Jim Wakeford and his lawyers launched a court action asking that Ottawa be ordered to give him a safe and clean supply of marijuana so his earlier court victory isn’t rendered hollow.
A judge granted him a constitutional exemption last year allowing him to smoke pot to relieve nausea and other side-effects of AIDS treatment.
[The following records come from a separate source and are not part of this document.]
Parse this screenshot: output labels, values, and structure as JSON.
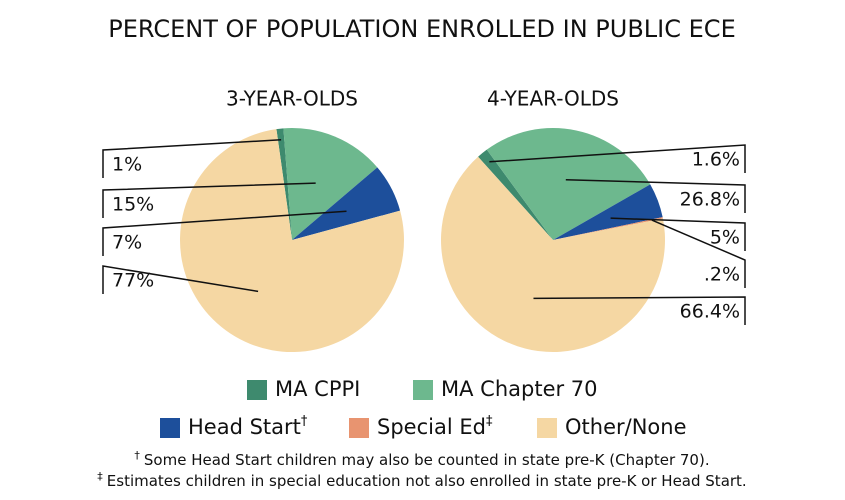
{
  "title": "PERCENT OF POPULATION ENROLLED IN PUBLIC ECE",
  "chart_data": [
    {
      "type": "pie",
      "title": "3-YEAR-OLDS",
      "categories": [
        "MA CPPI",
        "MA Chapter 70",
        "Head Start",
        "Other/None"
      ],
      "values": [
        1,
        15,
        7,
        77
      ],
      "value_labels": [
        "1%",
        "15%",
        "7%",
        "77%"
      ],
      "colors": [
        "#3e8a6e",
        "#6db88e",
        "#1d4f9b",
        "#f5d7a3"
      ]
    },
    {
      "type": "pie",
      "title": "4-YEAR-OLDS",
      "categories": [
        "MA CPPI",
        "MA Chapter 70",
        "Head Start",
        "Special Ed",
        "Other/None"
      ],
      "values": [
        1.6,
        26.8,
        5,
        0.2,
        66.4
      ],
      "value_labels": [
        "1.6%",
        "26.8%",
        "5%",
        ".2%",
        "66.4%"
      ],
      "colors": [
        "#3e8a6e",
        "#6db88e",
        "#1d4f9b",
        "#e89470",
        "#f5d7a3"
      ]
    }
  ],
  "legend": [
    {
      "name": "MA CPPI",
      "color": "#3e8a6e"
    },
    {
      "name": "MA Chapter 70",
      "color": "#6db88e"
    },
    {
      "name": "Head Start",
      "note": "†",
      "color": "#1d4f9b"
    },
    {
      "name": "Special Ed",
      "note": "‡",
      "color": "#e89470"
    },
    {
      "name": "Other/None",
      "color": "#f5d7a3"
    }
  ],
  "footnotes": [
    {
      "mark": "†",
      "text": "Some Head Start children may also be counted in state pre-K (Chapter 70)."
    },
    {
      "mark": "‡",
      "text": "Estimates children in special education not also enrolled in state pre-K or Head Start."
    }
  ]
}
But criminal charges can be laid against anyone selling or buying the drug on his behalf.
Wakeford raised his concerns at a Queen’s Park news conference yesterday, where he said two of his caregivers have been arrested and he doesn’t want to put his friends at further risk.
He has neither the money nor the expertise to set up his own cultivation operation, hydroponic or otherwise, he added.
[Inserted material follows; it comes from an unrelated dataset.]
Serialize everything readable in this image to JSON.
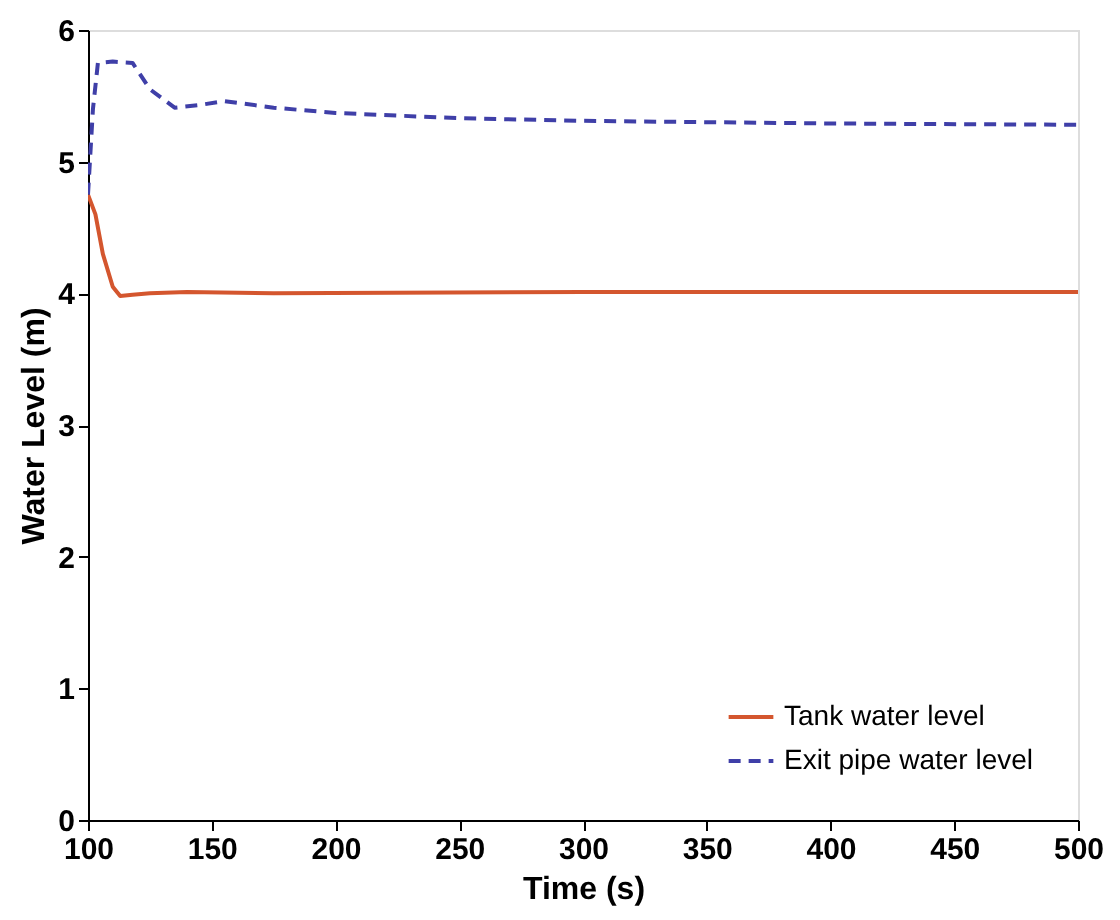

“Now that winter has approached, I can no longer even try to cultivate on my balcony as I did last summer,” Wakeford, 55, says in an affidavit for an Ontario Superior Court hearing set for March 17.
“I am not in a position to spend money on purchasing this equipment, and I already have developed a conflict with Revenue Canada, who have disallowed my 1998 medical expenses relating to the purchase of marijuana.”
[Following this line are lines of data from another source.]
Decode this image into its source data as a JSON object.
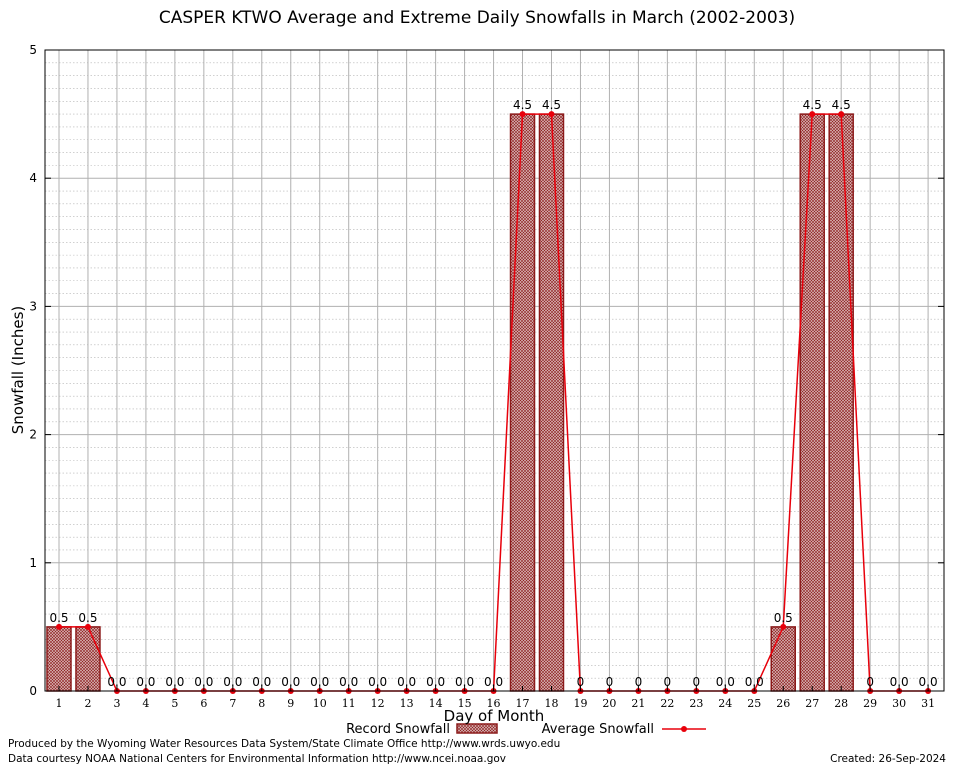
{
  "chart_data": {
    "type": "bar",
    "title": "CASPER KTWO Average and Extreme Daily Snowfalls in March (2002-2003)",
    "xlabel": "Day of Month",
    "ylabel": "Snowfall (Inches)",
    "ylim": [
      0,
      5
    ],
    "yticks": [
      "0",
      "1",
      "2",
      "3",
      "4",
      "5"
    ],
    "grid": true,
    "legend_position": "bottom",
    "categories": [
      "1",
      "2",
      "3",
      "4",
      "5",
      "6",
      "7",
      "8",
      "9",
      "10",
      "11",
      "12",
      "13",
      "14",
      "15",
      "16",
      "17",
      "18",
      "19",
      "20",
      "21",
      "22",
      "23",
      "24",
      "25",
      "26",
      "27",
      "28",
      "29",
      "30",
      "31"
    ],
    "series": [
      {
        "name": "Record Snowfall",
        "kind": "bar",
        "color": "#8b1a1a",
        "values": [
          0.5,
          0.5,
          null,
          null,
          null,
          null,
          null,
          null,
          null,
          null,
          null,
          null,
          null,
          null,
          null,
          null,
          4.5,
          4.5,
          null,
          null,
          null,
          null,
          null,
          null,
          null,
          0.5,
          4.5,
          4.5,
          null,
          null,
          null
        ]
      },
      {
        "name": "Average Snowfall",
        "kind": "line",
        "color": "#e8000b",
        "values": [
          0.5,
          0.5,
          0,
          0,
          0,
          0,
          0,
          0,
          0,
          0,
          0,
          0,
          0,
          0,
          0,
          0,
          4.5,
          4.5,
          0,
          0,
          0,
          0,
          0,
          0,
          0,
          0.5,
          4.5,
          4.5,
          0,
          0,
          0
        ]
      }
    ],
    "data_labels": [
      "0.5",
      "0.5",
      "0.0",
      "0.0",
      "0.0",
      "0.0",
      "0.0",
      "0.0",
      "0.0",
      "0.0",
      "0.0",
      "0.0",
      "0.0",
      "0.0",
      "0.0",
      "0.0",
      "4.5",
      "4.5",
      "0",
      "0",
      "0",
      "0",
      "0",
      "0.0",
      "0.0",
      "0.5",
      "4.5",
      "4.5",
      "0",
      "0.0",
      "0.0"
    ]
  },
  "footer": {
    "produced_by": "Produced by the Wyoming Water Resources Data System/State Climate Office http://www.wrds.uwyo.edu",
    "data_courtesy": "Data courtesy NOAA National Centers for Environmental Information http://www.ncei.noaa.gov",
    "created": "Created:  26-Sep-2024"
  }
}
Wakeford and his lawyers, Alan Young and Louis Sokolov, say Ottawa should get the drug from British firm G.W. Pharmaceuticals, which is licensed to grow marijuana in England for clinical trials in British hospitals.
Young said he received a letter last week from the company’s financial director, saying G.W. has offered federal health officials access to its cannabis and is committed to helping sick Canadians.
“All Canada has to do is make the request and sign import and export papers, and it should be here in 90 days,” Young said.
Black-market marijuana carries the risk of contaminants that could be dangerous to patients with suppressed immune systems, Wakeford added.
His court documents paint a contrast between the federal government’s public statements about opening the door to “medical marijuana” and its approach in Wakeford’s case.
Health Minister Allan Rock has announced plans for clinical trials, but his officials recently refused Wakeford’s request for the drug.
In a Dec. 29 letter to Young, Dann Michols, director general of Health Canada, said supplying Wakeford with marijuana for compassionate reasons could “establish a precedent.”
The federal government then might have to supply the drug to all Canadians who obtain constitutional exemptions for medical reasons, Michols wrote.
So far, about 19 other exemptions have been granted.
“What they’re saying is, `We can’t do the right thing, because we’d have to do the right thing 19 times over’ – and that’s just the weakest argument I’ve ever heard,” Young said.
“What the government is doing is very admirable in terms of addressing the needs of science, but it isn’t really meeting the needs of sick people, and that’s why we’re back in court.”
Michols said Ottawa has no access to “a legal source of research-grade marijuana.”
But Wakeford said health officials told him in discussions last fall that they might be able to get it from a crop grown at the University of Mississippi, which supplies it legally to eight sick Americans.